The second part of the practice is to look at your body in the same way and to scrutinize the relationship between mind and body and to ask yourself several questions: How are the body and mind really connected? What is the true relationship between them? For example, is there such a thing as a mind apart from a body, or a body apart from a mind? Does the mind inhabit the body? Or is the body merely an appearance within the mind? Our text tells us that if you pursue this meditation of scrutiny then you will experience directly that the body is really an appearance to and within your mind. Those are the two practice sessions.

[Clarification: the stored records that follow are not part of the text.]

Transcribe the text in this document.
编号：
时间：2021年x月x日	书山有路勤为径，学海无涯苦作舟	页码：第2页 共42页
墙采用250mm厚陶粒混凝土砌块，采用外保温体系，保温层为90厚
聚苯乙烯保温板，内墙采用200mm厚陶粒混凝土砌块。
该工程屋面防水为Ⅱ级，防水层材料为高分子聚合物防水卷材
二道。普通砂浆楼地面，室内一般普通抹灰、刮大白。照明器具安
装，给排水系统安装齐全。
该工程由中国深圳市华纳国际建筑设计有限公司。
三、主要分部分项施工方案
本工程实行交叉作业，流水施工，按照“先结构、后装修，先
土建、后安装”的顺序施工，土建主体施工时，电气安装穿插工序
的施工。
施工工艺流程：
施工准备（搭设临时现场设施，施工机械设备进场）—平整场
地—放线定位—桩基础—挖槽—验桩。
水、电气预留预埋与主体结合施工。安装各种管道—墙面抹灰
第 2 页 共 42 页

If you practice these meditations, you will experience these things. But if you find it very difficult to do, if you find this approach difficult, then for the time being you can limit your meditation on appearances to the abstractions or generalizations that arise within the mind. In other words, if you do not wish to contemplate the nature of external phenomena in this way, you can simply consider or scrutinize the nature of what the sixth consciousness perceives, because that is also an aspect of appearances.

I’m going to stop there for this morning and continue with the reading transmission. [[[Rinpoche]] continues with the reading transmission.] [[[Rinpoche]] and students dedicate the merit.]